Sunday, February 18, 2007

Deinventing government: renewing a US child's passport

A golden age can only be recognized in a rear view mirror. Once upon a time Al Gore was reinventing government, and governmental websites were often useful. Alas, in the reign of Sauron all those websites have been outsourced to the highest donor. Consider, for example, the process of renewing a child's passport.

Now, I admit this is an extreme example. A few years ago our very dim congress decided that a child's passport must prove both citizenship and also, somehow, prove that the child is related to their parents. This made the process very complex - for every renewal up to age 14 (after which the child passes into yet another intermediate process). So the process is seriously bunged up to begin with. Even so, the obscure and confusing directions manage to make a bungled process even worse.

For the benefit of anyone who ever has to do this, here's the directions for the worst case scenario (adopted children, mother kept her birth name and is thus surely a terrorist):
  1. From Special Requirements for Children Under Age 14 get the forms and print them.

  2. Get pictures at Kinkos. They're open all hours, and they have the right equipment. (Some post offices will do photos!
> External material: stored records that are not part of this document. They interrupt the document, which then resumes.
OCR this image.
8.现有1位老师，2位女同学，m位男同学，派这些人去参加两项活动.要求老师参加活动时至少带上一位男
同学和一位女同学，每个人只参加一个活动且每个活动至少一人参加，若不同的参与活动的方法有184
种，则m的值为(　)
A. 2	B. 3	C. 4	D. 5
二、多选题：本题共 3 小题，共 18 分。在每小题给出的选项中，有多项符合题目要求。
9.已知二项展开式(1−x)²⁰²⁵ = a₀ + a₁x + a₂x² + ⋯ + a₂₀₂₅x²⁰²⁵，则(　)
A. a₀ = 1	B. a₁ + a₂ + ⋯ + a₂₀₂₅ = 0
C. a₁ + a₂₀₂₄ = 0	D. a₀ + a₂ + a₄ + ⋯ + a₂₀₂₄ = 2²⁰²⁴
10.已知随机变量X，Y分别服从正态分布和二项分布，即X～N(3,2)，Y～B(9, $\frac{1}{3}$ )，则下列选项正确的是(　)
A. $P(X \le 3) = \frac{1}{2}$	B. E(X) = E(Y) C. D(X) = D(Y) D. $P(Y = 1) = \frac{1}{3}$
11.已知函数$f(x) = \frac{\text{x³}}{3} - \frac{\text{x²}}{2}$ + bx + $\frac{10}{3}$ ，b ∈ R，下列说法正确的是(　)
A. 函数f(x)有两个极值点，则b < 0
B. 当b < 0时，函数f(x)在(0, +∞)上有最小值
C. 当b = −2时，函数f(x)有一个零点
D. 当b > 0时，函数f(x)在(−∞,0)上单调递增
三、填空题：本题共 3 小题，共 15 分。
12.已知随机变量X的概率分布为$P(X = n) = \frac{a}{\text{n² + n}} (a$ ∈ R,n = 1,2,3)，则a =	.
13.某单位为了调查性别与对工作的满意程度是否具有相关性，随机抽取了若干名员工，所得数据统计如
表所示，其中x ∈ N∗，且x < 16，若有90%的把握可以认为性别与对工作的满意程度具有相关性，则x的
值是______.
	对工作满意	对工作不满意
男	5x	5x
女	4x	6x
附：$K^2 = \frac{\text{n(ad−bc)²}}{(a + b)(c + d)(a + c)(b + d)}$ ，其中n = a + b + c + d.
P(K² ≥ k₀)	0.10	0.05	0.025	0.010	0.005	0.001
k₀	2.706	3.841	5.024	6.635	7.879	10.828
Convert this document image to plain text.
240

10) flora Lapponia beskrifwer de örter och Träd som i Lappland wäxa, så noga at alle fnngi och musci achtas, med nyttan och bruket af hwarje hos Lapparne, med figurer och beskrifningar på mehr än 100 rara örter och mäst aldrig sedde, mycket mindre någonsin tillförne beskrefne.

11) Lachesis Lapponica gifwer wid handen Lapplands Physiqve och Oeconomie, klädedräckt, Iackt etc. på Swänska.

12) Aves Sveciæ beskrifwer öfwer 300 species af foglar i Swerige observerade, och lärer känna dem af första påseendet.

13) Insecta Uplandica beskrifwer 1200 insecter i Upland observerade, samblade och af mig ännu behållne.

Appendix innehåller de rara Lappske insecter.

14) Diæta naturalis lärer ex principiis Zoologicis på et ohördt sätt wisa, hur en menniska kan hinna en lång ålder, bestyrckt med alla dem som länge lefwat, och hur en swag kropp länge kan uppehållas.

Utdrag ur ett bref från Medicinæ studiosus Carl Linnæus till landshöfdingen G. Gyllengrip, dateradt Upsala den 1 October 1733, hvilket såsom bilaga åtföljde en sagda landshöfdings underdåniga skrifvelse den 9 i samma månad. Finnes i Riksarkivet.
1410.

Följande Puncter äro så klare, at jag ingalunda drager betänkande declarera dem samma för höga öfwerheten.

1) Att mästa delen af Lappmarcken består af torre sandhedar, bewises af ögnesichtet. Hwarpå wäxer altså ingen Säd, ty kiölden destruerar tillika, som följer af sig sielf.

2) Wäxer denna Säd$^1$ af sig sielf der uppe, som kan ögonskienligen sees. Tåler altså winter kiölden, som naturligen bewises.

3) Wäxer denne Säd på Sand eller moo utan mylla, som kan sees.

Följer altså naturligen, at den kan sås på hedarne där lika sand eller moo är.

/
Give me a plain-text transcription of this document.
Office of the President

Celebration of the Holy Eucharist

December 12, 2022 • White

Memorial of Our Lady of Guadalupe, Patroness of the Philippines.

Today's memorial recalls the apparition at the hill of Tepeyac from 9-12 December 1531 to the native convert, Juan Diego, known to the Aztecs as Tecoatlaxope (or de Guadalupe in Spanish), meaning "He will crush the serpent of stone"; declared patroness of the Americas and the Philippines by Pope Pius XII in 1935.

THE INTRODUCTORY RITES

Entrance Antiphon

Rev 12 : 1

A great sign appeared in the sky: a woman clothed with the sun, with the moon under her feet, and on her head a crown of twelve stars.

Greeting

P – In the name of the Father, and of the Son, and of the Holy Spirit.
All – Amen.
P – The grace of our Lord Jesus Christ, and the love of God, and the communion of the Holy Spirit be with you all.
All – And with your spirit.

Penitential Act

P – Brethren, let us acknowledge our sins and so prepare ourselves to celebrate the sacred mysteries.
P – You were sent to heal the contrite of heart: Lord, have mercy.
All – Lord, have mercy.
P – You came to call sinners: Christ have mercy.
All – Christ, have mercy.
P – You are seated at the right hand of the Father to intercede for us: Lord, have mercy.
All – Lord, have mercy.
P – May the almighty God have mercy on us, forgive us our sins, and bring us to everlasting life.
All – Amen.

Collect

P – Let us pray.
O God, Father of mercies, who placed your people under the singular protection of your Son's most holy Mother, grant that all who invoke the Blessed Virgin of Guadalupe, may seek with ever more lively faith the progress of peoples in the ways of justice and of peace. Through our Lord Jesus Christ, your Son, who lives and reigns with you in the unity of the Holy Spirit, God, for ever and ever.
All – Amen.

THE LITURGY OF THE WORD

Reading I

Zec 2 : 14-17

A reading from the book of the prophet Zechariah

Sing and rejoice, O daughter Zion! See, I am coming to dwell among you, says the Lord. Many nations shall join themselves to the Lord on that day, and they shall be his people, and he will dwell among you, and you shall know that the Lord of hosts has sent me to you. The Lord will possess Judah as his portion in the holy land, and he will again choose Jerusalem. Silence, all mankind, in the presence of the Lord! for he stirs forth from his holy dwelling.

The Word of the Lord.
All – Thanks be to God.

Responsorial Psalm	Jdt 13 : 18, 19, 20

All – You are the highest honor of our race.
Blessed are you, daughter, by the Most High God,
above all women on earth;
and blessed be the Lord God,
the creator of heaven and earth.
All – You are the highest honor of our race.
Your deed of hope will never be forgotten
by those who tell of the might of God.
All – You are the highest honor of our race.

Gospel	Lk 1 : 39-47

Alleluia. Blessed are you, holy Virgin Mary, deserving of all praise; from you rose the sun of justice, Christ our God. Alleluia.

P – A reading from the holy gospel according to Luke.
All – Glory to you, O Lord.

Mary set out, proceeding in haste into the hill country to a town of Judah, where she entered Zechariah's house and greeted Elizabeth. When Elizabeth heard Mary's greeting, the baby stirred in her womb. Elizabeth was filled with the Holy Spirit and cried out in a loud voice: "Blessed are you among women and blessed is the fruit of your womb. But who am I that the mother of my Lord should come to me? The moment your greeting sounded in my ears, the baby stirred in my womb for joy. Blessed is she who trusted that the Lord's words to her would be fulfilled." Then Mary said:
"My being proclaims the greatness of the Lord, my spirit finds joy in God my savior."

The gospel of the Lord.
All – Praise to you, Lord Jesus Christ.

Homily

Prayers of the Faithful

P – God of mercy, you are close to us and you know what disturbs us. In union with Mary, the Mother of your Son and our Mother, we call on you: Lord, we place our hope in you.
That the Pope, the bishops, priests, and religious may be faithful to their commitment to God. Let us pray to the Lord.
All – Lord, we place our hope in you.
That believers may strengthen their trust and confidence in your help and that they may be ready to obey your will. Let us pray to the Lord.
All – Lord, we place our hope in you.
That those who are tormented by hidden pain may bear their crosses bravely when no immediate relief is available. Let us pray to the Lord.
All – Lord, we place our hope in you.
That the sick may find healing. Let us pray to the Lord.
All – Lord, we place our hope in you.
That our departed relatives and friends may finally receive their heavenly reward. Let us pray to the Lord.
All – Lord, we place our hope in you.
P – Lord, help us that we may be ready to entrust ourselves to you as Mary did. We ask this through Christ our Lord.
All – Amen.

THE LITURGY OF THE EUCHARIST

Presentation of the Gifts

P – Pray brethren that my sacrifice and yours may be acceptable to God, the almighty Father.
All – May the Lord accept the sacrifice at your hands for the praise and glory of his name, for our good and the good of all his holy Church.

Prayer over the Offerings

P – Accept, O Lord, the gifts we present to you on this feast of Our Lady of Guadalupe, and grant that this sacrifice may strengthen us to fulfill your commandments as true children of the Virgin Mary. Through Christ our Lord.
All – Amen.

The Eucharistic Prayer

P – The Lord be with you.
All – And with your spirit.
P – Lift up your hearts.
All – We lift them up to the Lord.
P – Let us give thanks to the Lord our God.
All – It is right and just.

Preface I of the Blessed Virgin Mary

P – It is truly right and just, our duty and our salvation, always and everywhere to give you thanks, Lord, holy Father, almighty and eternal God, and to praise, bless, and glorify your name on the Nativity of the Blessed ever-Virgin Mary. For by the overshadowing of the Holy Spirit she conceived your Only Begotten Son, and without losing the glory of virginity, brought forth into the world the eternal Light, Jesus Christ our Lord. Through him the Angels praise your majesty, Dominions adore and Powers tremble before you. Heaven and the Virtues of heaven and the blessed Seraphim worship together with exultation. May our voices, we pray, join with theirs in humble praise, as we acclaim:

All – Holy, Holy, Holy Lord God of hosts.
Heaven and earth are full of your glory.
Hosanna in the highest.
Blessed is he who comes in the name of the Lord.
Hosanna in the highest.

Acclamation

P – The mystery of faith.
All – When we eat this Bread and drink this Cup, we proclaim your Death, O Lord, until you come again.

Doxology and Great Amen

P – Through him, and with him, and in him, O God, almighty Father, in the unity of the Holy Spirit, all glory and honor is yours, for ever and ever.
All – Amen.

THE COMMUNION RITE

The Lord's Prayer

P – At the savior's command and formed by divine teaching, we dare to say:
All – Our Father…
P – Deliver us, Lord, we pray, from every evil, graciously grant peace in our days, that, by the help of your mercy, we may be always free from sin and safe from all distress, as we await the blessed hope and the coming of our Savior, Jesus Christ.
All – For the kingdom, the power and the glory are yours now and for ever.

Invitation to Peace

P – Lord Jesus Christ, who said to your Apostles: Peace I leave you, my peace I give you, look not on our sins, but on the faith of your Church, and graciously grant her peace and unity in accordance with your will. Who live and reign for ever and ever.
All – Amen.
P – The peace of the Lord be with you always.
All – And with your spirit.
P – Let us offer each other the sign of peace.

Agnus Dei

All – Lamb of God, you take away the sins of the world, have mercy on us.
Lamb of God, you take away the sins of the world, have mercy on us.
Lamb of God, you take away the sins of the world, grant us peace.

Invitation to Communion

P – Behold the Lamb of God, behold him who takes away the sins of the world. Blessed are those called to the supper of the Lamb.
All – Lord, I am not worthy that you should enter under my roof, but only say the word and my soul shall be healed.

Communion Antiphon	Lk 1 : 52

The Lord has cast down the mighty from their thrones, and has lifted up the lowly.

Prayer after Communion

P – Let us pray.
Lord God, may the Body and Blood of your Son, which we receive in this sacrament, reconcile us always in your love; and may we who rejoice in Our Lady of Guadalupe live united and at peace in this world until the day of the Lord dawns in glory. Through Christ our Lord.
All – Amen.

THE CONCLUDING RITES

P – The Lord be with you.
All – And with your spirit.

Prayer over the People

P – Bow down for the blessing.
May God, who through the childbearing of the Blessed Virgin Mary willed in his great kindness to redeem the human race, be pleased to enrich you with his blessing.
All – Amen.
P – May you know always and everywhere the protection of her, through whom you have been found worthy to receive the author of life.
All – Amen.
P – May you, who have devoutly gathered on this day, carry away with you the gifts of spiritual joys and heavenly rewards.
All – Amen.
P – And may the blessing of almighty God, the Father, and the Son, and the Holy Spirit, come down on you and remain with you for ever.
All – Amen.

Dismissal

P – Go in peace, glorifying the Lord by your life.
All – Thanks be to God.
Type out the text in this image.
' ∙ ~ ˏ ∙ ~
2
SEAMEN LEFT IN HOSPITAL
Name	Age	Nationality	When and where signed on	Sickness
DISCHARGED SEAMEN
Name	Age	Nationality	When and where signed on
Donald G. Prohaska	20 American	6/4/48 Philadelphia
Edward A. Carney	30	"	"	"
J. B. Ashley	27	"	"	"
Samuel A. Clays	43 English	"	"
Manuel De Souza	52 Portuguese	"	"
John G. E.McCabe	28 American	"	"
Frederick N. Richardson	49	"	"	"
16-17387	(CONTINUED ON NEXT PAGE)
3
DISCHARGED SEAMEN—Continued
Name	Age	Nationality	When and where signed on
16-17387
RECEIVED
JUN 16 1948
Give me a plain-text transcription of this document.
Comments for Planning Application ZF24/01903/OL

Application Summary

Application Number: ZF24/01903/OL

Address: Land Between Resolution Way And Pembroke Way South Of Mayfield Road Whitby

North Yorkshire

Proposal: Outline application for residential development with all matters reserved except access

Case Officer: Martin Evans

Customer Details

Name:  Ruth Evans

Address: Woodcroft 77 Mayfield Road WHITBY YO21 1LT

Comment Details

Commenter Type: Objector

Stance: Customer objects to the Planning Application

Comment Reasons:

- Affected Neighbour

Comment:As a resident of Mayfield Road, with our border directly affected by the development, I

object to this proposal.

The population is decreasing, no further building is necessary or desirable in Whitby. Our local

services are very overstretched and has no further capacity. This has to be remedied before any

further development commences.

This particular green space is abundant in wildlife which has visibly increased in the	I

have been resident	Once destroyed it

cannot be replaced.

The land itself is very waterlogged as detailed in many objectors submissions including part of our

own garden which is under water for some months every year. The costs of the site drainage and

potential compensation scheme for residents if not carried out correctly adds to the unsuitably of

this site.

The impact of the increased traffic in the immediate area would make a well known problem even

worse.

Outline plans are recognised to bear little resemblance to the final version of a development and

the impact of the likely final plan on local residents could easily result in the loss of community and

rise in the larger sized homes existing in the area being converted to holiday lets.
The MSP Airport post office will do the picture.)

  3. Find a post office that does passports. I don't know any way to find the hours they're open for this other than visiting them (!). In MSP (Minneapolis) the airport PO is open for passport processing from 9am-3pm seven days a week and it does photos as well. Other offices may be open on certain hours and days. There's usually no way to phone and discover the hours -- you have to actually make a specific visit to learn the hours.

  4. You will need (for our "worst case" scenario)
  • Child's current passport (god help you if it's expired)
  • Child (in good mood)
  • Those pictures from Kinkos, or done at the post office in some cases
  • BOTH parents physically present, both with identification (I recommend carrying both drivers license AND passport for identification).
  • child's certified US birth certificate (every time, you'd think they'd only need it once)
  • just in case: adoption certificate andmarriage certificate if mother's name doesn't match the children's name. The last time we did this we weren't asked for these.
The passport office will keep the original birth certificate and last passport. We paid the extra $60 for expedited service on the theory that it might reduce the rate of document loss and processing errors. I hate surrendering original documents.

You can check the status of the passport renewal here.

Read the official site for the official list, but the above works for us. I've written my house representative -- at the very least the Post Office hours and service information should be on a web site.